- Logo for Cirque du Soleil's Kurios: Cabinet of Curiosities
- Company: Cirque du Soleil
- Genre: Contemporary circus
- Show type: Touring show
- Date of premiere: April 24, 2014 (Montreal)

Creative team
- Director: Michel Laprise
- Director of creation: Chantal Tremblay
- Set designer: Stéphane Roy
- Composers: Raphaël Beau, Bob & Bill (Guy Dubuc and Marc Lessard)
- Costume designer: Philippe Guillotel
- Lighting designer: Martin Labrecque
- Choreographers: Sidi Larbi Cherkaoui Yaman Okur
- Acrobatic choreographers: Andrea Ziegler Ben Potvin Susan Gaudreau
- Sound designer: Jacques Boucher Jean-Michel Caron
- Makeup designer: Eleni Uranis
- Acrobatic performance designers: Rob Bollinger Germain Guillemot Boris Verkhovsky
- Rigging designer: Danny Zen
- Production manager: Gabriel Pinkstone
- Chief production officer and executive producer: Charles Joron
- Creative guide: Jean-François Bouchard

Other information
- Preceded by: Michael Jackson: One (2013)
- Succeeded by: Joyà (2014)
- Official website

= Kurios (Cirque du Soleil) =

Cirque du Soleil touring production

Kurios is a Cirque du Soleil touring production which premiered on April 24, 2014, in Montreal, Quebec, Canada under the full title of Kurios: Cabinet of Curiosities. Created and directed by Michel Laprise, it looks at a late 19th-century world inventor who invents a machine that defies the laws of time, space, and dimension. As he reinvents everything around him with steampunk elements, he is joined by characters from another dimension who interact with him.

==Acts==
Acts currently in the show include:
- Chaos synchro (synchronized dance)
- Russian cradle
- Aerial bicycle
- Contortion
- Balancing on chairs
- Rola bola
- Acro net
- Aerial straps
- Yo-yo
- Banquine

Acts in rotation:
- Aerial cart
- Solo Aerial Straps
Retired Acts:
- Chinese pole
- Handbalancing (Réserve)
- Juggling (Réserve)

==Music==
The score, composed by Raphaël Beau in collaboration with Guy Dubuc and Marc Lessard (known as Bob and Bill), fuses jazz with electro swing.
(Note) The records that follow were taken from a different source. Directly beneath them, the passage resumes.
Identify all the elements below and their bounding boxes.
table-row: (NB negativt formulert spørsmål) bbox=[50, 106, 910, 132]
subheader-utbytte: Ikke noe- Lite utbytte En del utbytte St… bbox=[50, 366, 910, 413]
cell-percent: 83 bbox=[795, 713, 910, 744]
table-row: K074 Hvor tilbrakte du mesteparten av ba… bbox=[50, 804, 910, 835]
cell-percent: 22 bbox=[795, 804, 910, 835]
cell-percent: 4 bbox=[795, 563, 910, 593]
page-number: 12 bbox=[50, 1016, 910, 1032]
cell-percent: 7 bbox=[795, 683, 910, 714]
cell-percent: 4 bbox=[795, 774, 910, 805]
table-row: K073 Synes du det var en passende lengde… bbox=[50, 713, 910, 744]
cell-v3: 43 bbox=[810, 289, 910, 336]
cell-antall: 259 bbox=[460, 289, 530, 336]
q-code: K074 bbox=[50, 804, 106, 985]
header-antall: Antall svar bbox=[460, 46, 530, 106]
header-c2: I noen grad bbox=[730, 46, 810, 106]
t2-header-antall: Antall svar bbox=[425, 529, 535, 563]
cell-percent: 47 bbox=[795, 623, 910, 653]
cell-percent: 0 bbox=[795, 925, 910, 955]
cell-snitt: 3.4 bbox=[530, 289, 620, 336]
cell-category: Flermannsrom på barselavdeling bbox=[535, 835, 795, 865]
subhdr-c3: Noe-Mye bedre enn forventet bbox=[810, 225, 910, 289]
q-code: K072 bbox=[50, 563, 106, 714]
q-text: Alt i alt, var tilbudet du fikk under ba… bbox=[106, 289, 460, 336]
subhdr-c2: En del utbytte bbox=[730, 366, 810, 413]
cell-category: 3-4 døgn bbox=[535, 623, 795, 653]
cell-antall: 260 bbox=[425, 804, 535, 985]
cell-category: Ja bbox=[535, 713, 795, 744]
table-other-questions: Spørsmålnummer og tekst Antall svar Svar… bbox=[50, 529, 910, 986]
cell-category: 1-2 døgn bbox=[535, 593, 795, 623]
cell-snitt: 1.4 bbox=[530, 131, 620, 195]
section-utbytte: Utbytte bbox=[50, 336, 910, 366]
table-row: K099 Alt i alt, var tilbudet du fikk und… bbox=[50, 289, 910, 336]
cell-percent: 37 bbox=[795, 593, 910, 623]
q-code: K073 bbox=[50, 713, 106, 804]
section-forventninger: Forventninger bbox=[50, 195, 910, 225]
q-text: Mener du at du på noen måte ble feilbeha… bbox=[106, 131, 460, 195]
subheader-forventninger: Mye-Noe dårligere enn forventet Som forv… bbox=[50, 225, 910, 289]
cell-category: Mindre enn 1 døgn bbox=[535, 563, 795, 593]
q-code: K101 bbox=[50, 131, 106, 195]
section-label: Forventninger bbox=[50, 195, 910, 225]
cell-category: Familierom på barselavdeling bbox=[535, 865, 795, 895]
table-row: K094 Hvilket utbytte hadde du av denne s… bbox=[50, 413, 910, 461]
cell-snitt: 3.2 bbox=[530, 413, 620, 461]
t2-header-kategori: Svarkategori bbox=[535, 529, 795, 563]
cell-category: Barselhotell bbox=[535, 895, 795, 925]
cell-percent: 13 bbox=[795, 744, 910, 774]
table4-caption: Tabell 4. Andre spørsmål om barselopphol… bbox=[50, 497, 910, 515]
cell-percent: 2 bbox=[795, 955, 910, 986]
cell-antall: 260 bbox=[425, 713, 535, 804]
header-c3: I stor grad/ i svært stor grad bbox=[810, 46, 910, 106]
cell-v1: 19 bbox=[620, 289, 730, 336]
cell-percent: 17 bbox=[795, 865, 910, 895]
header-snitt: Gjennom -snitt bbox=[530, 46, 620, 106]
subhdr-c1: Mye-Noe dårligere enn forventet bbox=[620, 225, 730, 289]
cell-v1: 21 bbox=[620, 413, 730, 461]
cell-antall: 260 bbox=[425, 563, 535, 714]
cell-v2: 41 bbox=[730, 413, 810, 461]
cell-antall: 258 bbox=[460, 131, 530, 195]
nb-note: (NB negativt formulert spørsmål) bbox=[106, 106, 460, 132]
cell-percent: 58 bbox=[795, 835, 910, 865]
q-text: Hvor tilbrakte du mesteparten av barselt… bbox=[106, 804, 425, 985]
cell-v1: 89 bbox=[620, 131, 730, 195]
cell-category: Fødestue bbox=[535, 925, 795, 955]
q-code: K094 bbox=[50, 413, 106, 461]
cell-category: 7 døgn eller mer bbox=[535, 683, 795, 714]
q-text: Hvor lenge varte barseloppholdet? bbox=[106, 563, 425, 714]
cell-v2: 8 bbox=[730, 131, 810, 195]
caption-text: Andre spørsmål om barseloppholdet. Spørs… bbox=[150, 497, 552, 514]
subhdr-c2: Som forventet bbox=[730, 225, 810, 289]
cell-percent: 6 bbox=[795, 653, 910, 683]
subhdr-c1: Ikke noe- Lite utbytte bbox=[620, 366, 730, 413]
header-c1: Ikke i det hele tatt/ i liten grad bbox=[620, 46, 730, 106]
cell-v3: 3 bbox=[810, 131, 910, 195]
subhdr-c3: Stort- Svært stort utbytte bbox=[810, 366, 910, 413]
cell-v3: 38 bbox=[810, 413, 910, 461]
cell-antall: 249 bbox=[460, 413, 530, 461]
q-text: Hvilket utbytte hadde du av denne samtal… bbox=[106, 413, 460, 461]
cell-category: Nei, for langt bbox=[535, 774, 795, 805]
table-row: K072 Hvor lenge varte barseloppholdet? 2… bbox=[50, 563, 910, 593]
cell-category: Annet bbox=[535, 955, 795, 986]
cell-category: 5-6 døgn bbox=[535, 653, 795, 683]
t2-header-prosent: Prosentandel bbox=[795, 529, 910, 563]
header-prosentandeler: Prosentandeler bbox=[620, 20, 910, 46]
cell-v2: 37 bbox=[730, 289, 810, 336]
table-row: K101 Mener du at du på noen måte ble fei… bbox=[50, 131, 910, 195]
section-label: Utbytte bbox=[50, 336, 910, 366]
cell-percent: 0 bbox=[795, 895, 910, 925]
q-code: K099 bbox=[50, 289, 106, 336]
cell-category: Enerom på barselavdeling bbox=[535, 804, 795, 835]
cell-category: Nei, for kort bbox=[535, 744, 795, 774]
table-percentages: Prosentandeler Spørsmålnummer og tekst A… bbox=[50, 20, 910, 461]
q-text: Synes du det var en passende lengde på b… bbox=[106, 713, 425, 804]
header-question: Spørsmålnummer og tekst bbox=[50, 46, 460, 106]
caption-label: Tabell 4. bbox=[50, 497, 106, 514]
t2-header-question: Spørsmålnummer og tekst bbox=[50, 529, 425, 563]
The soundtrack was released on December 9, 2014. A CD launch, "Kurios about Music", took place at the December 10, 2014, show, which included an off-stage performance by the Kurios band and an after-show party.

===Track titles===
1. "11h11" (Opening)
2. "Steampunk Telegram" (Aerial Bike)
3. "Bella Donna Twist" (Chaos Synchro 1900)
4. "Gravity Levitas" (Russian Cradle)
5. "Monde inversé" (Upside Down World)
6. "Hypnotique" (Contortion)
7. "Departure" (Theater of hands/Transition into Rola Bola)
8. "Fearsome Flight" (Rola Bola)
9. "Clouds" (Acro Net)
10. "Créature de siam" (Aerial Straps Duo)
11. "Wat U No Wen" (Banquine)
12. "You Must be Joking" (Finale)

===Vocalists===
- Erini Tornesaki - from April 24, 2014, to March 19, 2017
- Estelle Esse - from May 2014, to May 16, 2014
- Sophie Guay - from March 19, 2017, to present
Backup singers:

- Christa Mercy - from May 2014, to January 2017
- Lana Cenic - May 5, 2017, to February 2020

==Critical reception==
The Toronto Star praised the show and critic Richard Ouzounian, saying "Kurios is Cirque du Soleil's strongest act in years." The Gazette also declared Kurios a success, saying it was "...a classic. It runs like clockwork and could tick on forever." The Globe and Mail described it as a "kinetic, whimsical and astounding new production".

On the show's debut in San Francisco, the San Francisco Chronicle called Kurios "the best Cirque du Soleil show in a long time". The San Jose Mercury News wrote, "For its 30th anniversary, Cirque du Soleil has concocted a dark and mysterious world that eschews the brightly colored eye candy for which the French Canadian juggernaut has become famous."

Chris Jones of the Chicago Tribune wrote: "Well, the Cirque has come roaring back with a dazzling, hyper-detailed, potent, quixotic and generally fantastic show that reveals this extraordinary artistic company's singular capacity for exploration and metamorphosis. It is not to be missed on any account. Even the music, sung by the Greek vocalist Eirini Tornesaki, is beguiling."